We checked into our motel, changed clothes and drove to a restaurant for our evening meal. The six young boys were let out of their cages and enjoyed playing together. Fatigue, gratitude, and fun were on the menu for the evening. Alison screamed appropriately when she saw the rubber rat much to the boys delight. Family ties that bind held us close that night and it was a memory maker. The next morning, we scattered to the four winds... California, Texas, Kentucky, Tennessee, North Carolina... filled up and overflowing. Hugs all around, plans for the next get together, walkie talkies handed out, a flurry of leave taking as we began the return to our lives back home and we were off, on the road again.

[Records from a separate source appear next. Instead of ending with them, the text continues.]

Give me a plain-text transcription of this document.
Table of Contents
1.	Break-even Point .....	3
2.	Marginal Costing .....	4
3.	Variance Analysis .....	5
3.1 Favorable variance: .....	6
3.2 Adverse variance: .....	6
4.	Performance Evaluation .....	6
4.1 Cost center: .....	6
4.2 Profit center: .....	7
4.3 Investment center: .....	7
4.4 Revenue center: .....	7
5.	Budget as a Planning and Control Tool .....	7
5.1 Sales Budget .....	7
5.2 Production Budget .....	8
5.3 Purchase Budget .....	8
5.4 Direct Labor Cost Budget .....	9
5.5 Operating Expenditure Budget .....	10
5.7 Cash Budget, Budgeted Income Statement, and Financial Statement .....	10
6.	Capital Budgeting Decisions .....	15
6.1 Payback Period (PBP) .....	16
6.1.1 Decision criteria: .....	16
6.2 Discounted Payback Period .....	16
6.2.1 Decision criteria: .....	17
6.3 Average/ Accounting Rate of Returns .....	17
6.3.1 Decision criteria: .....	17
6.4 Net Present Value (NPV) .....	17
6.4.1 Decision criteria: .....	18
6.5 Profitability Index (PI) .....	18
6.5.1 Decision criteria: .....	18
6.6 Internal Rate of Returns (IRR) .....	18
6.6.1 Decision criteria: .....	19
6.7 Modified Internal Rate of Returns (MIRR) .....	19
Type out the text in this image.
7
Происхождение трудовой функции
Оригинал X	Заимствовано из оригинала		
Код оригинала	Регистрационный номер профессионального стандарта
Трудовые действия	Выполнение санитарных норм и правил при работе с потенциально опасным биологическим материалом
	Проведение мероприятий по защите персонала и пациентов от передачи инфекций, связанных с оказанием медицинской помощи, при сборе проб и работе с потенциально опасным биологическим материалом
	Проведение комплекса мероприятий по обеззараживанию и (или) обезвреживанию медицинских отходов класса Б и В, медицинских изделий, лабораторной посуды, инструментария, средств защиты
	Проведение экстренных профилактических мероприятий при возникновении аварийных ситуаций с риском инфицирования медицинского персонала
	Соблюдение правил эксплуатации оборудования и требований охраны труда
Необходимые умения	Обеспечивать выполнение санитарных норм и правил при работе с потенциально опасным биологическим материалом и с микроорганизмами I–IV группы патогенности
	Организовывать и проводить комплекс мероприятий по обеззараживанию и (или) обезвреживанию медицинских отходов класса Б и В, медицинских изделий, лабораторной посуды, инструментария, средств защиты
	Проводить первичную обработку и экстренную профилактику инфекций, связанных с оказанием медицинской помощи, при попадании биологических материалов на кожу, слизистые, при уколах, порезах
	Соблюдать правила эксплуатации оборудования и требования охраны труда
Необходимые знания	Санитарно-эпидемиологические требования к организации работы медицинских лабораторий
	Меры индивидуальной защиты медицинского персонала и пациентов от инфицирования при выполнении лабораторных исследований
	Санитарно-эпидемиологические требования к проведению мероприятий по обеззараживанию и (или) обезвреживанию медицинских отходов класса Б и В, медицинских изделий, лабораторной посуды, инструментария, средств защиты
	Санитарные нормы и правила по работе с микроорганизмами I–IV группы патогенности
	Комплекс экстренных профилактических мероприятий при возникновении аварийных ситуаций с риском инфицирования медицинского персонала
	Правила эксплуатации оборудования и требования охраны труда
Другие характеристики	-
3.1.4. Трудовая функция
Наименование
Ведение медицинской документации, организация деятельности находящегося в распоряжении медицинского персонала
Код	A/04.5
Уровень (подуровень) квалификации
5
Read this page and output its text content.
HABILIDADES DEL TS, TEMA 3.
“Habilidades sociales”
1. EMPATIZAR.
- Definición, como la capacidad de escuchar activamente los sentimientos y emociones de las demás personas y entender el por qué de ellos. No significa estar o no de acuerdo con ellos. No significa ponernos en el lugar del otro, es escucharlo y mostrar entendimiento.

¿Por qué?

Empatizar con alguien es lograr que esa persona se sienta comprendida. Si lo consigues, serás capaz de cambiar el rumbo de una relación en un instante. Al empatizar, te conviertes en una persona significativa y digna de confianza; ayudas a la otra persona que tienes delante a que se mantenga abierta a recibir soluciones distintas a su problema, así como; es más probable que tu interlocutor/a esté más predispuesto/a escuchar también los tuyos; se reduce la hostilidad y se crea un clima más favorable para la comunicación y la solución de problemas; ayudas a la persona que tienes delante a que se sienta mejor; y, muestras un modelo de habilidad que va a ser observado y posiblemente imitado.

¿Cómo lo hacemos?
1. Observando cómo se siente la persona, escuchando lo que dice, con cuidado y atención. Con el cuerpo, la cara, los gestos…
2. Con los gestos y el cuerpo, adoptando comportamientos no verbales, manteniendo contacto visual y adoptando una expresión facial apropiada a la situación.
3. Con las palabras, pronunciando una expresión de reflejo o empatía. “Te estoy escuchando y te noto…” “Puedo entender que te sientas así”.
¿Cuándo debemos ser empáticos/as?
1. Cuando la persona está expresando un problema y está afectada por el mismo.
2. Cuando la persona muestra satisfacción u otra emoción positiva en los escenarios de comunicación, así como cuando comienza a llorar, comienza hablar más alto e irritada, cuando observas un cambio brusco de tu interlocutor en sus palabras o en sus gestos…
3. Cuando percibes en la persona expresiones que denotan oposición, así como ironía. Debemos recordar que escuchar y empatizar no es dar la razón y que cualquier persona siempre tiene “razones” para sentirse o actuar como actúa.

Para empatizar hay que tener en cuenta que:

Driving up the hill to our home, I saw the lights on and gave thanks to be back. Walking in, we were greeted by a clean home and food in the refrigerator. Our church had come and cleaned and cooked for us. Greater love hath no woman than to let other women see and clean her dirty house for her. 1st Peggy 3:16 It felt so good... loving arms and hands held us up, Pat’s home made soup warmed our souls and the lasagna meant I didn’t have to think about what to cook for supper today. We are loved and that love has been made manifest this weekend. We are so grateful for all those who have been a part of this journey. The pathway was made plain and smooth by your notes and cards, your calls and visits, your presence in our lives as we walked through this valley of the shadow of death. It is well with our souls because of you and the God we love and serve. My funeral suit has been made new again by the love and joy of those saints who surround us here on earth. Thanks be to God for all of you, for Ann and H.O., and for the gift of life that is such a mystery. Death was swallowed up in victory this weekend, the victory of love and life.